Whether you rent a shop in a small market town or an entire office building in London, you never know who your Landlord will be next year, and you could end up with an overseas Landlord. Further, many Landlords are not based in the United Kingdom. Property is a much more international business then many people realise and that demands awareness of how to handle the special legal problems which arise when Landlords are not based in the United Kingdom and how they may cause considerable burdens for Tenants. Here are 4 such issues:

1. The Register of Overseas Entities

The Economic Crime (Transparency and Enforcement) Act 2022 established a Register of Overseas Entities whereby the following must register at Companies House as an Overseas Entity here:

  • A body corporate, partnership or other entity that (i) is a legal person under the law by which it is governed and (ii) is governed by the law of a country or territory outside the United Kingdom.
  • That (i) owns or has owned a “Qualifying Estate” in the UK since 1 January 1999, or (ii) wishes to acquire one.
  • A Qualifying Estate is a freehold, or a lease of more than 7 years.

While an Overseas Entity/overseas Landlord is unregistered, it will not be able to dispose of the freehold, grant a lease of more than 7 years, or secure a loan against the property.

A few interesting points come out of this:

  • Overseas Entities include entities based in the Channel Islands and the Isle of Man because those countries are Crown Dependencies, but are not part of the United Kingdom.
  • The rules do not apply to private individuals who are not based in United Kingdom.
  • The rules apply to both Landlords and Tenants.
  • A freehold transfer or a lease with a term of over 7 years should be registered at HM Land Registry in order to become a legal interest.
  • An easement in a lease of less than 7 years should also be registered at HM Land Registry in order to become a legal interest.

It means that a Tenant which has agreed and signed a lease of more than 7 years and has moved into the property and started paying rent, the Tenant will not be able to register the lease and give it proper legal effect if the Landlord should be on the register but is not. Even if the Landlord is on the register but has not updated the information on the register, the Landlord will still not be considered as registered and the Tenant will have the same problem.
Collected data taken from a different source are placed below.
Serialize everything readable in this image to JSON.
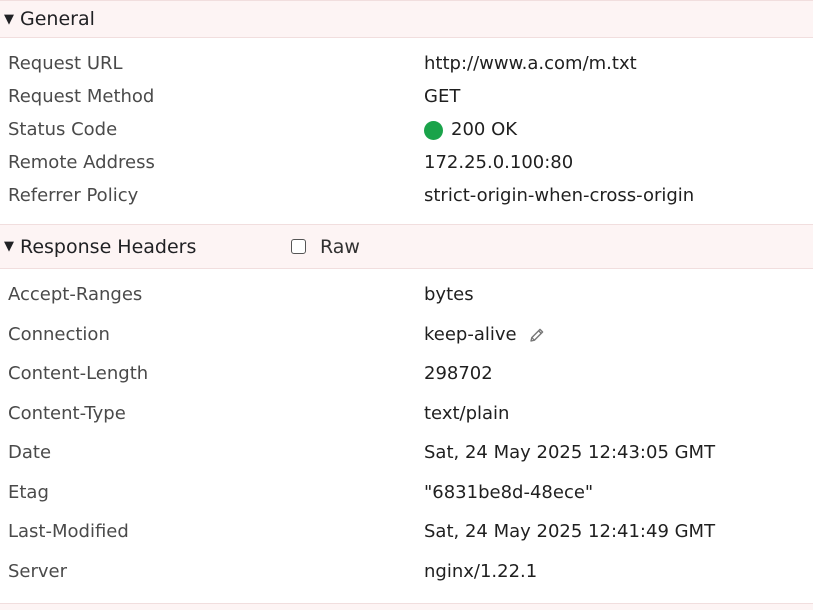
{
  "general": {
    "title": "General",
    "rows": [
      {
        "key": "Request URL",
        "value": "http://www.a.com/m.txt"
      },
      {
        "key": "Request Method",
        "value": "GET"
      },
      {
        "key": "Status Code",
        "value": "200 OK"
      },
      {
        "key": "Remote Address",
        "value": "172.25.0.100:80"
      },
      {
        "key": "Referrer Policy",
        "value": "strict-origin-when-cross-origin"
      }
    ]
  },
  "response_headers": {
    "title": "Response Headers",
    "raw_label": "Raw",
    "raw_checked": false,
    "rows": [
      {
        "key": "Accept-Ranges",
        "value": "bytes"
      },
      {
        "key": "Connection",
        "value": "keep-alive"
      },
      {
        "key": "Content-Length",
        "value": "298702"
      },
      {
        "key": "Content-Type",
        "value": "text/plain"
      },
      {
        "key": "Date",
        "value": "Sat, 24 May 2025 12:43:05 GMT"
      },
      {
        "key": "Etag",
        "value": "\"6831be8d-48ece\""
      },
      {
        "key": "Last-Modified",
        "value": "Sat, 24 May 2025 12:41:49 GMT"
      },
      {
        "key": "Server",
        "value": "nginx/1.22.1"
      }
    ]
  },
  "colors": {
    "status_ok": "#1aa34a",
    "header_bg": "#fdf4f4"
  },
  "icons": {
    "section_toggle": "triangle-down-icon",
    "status": "status-dot-icon",
    "edit": "pencil-icon"
  }
}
It is important in any property transaction to check the status of all the parties:

  • For Tenants: do not complete the lease until the Landlord is registered. This may require careful planning at the outset to prevent getting caught out by having a gap between exiting the current premises and entering the new premises or by missing any other important deadline.
  • For Landlords (especially a buyer is acquiring the Landlord’s interest in a building): if a Tenant is an overseas entity but is not on the register or the Landlord is on the register but has not updated the information on the register, it will very likely be a sign of problems to come and could affect the value of the Landlord’s property as well as the ability to finance it.
  • For Landlords: if a Tenant’s guarantor is an unregistered overseas entity, if may make it much harder to oblige it to take over the lease.
  • In any situation which involves the transfer of a lease, which could include banks enforcing security, liquidations and corporate acquisitions, it will also be important to check that the registration status of the outgoing Tenant will not prevent the transfer from being registered at the Land Registry.
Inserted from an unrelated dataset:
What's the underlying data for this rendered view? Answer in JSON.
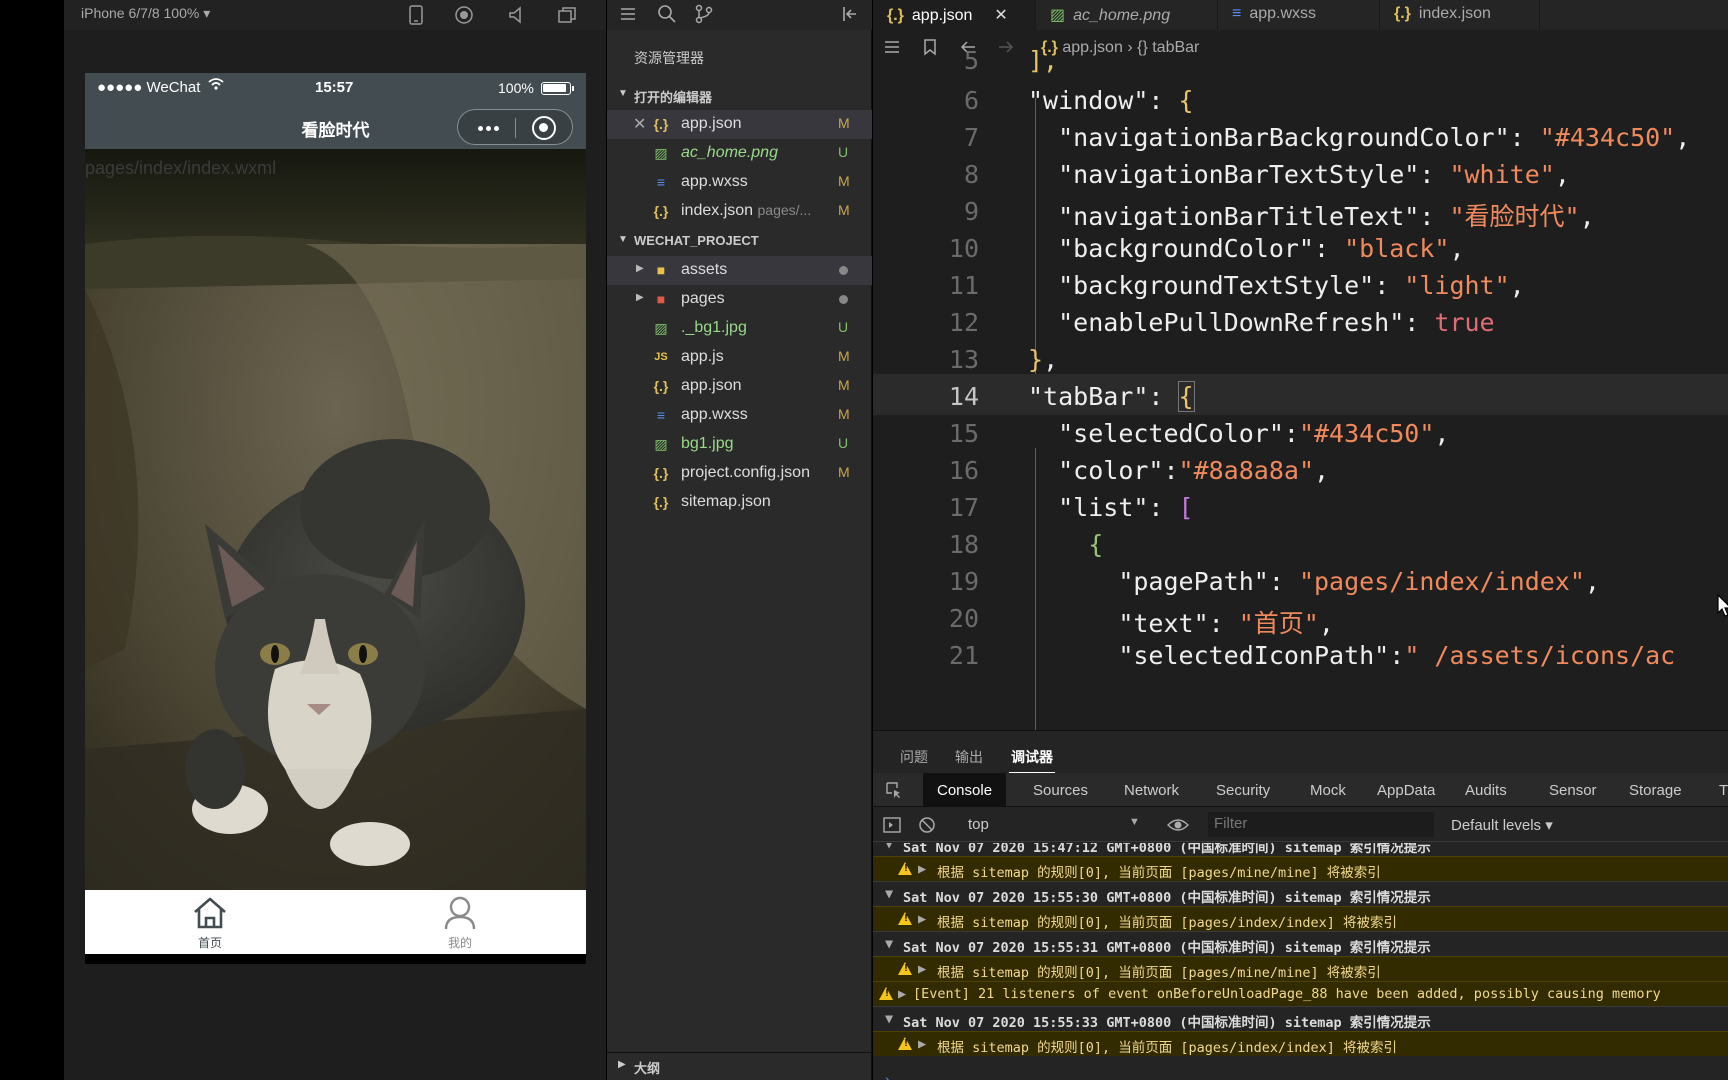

If an overseas landlord is not registered, this could result in criminal liability, so anyone should be very wary of dealing with an overseas entity that is not yet registered.
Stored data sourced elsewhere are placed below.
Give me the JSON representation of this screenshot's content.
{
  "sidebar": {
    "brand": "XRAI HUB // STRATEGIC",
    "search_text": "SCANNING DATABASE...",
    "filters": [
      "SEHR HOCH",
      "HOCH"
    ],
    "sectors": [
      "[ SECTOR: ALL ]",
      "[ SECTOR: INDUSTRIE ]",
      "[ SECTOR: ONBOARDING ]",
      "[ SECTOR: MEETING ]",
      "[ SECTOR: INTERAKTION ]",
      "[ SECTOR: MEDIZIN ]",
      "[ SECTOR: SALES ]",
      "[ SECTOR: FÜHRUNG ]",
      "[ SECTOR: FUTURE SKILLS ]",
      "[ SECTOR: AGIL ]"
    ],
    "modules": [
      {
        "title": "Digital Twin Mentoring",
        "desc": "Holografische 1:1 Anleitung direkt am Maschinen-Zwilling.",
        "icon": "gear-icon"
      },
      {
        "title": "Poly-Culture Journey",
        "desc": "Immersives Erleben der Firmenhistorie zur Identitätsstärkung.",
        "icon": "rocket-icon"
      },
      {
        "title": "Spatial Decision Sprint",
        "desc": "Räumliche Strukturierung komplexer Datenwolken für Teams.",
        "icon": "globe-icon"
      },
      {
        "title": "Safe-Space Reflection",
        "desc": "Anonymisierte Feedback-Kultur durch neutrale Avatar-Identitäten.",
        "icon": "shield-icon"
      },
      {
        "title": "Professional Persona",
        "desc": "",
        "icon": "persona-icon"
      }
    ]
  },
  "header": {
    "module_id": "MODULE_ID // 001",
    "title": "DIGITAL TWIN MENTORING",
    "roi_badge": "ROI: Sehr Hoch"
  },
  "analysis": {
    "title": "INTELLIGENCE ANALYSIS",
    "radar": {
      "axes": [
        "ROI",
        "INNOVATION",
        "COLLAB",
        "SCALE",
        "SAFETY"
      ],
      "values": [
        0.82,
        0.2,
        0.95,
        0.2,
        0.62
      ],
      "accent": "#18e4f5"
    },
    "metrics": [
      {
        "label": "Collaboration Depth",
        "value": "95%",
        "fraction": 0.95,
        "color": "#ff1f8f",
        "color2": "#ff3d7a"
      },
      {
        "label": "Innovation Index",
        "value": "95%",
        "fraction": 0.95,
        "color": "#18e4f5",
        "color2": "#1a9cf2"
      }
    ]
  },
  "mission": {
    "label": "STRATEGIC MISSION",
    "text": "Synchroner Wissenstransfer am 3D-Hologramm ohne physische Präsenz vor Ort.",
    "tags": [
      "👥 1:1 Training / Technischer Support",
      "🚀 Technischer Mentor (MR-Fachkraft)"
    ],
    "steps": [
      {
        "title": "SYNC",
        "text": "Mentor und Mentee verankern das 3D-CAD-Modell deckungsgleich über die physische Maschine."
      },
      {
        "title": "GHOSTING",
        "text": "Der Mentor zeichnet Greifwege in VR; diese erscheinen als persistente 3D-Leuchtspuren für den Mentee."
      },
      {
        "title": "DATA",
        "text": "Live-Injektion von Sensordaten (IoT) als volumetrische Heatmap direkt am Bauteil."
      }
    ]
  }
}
2. The non-resident Landlords scheme

Payments of rental income to overseas Landlords are subject to a withholding tax under the non-resident Landlords scheme set out in the Taxation of Income from Land (Non-residents) Regulations 1995 (SI 1995/2902). This includes residents of the Channel Islands and the Isle of Man because they are not part of the United Kingdom.

If the Tenant pays the rent directly to a Landlord not based in the United Kingdom (and not to a UK agent acting on behalf of the Landlord), the Tenant must not pay the whole of the rent to the Landlord but instead deduct from it an amount for the Landlord’s tax liability and the Tenant must pay it directly to HMRC.

The non-resident Landlord should then make a UK tax return mentioning the amounts withheld and if appropriate claim a refund from HMRC.

3. Service of some sensitive notices are very tricky

Many legal notices served abroad are subject to rules laid down by law, for example the Hague Convention and the Civil Procedure Rules. However, property is different. Whereas for some notices served pursuant to a lease, it will be sufficient to prove actual service, for other notices for example a notice to exercise a right of early termination, the notice must strictly comply with the terms of the lease – to the extent that if the lease requires service on the Landlord’s place of business in the UK, a notice which is served on the Landlord’s registered office may be invalid. However, in some cases it may be extremely difficult to ascertain where the Landlord entity’s place of business in the UK is.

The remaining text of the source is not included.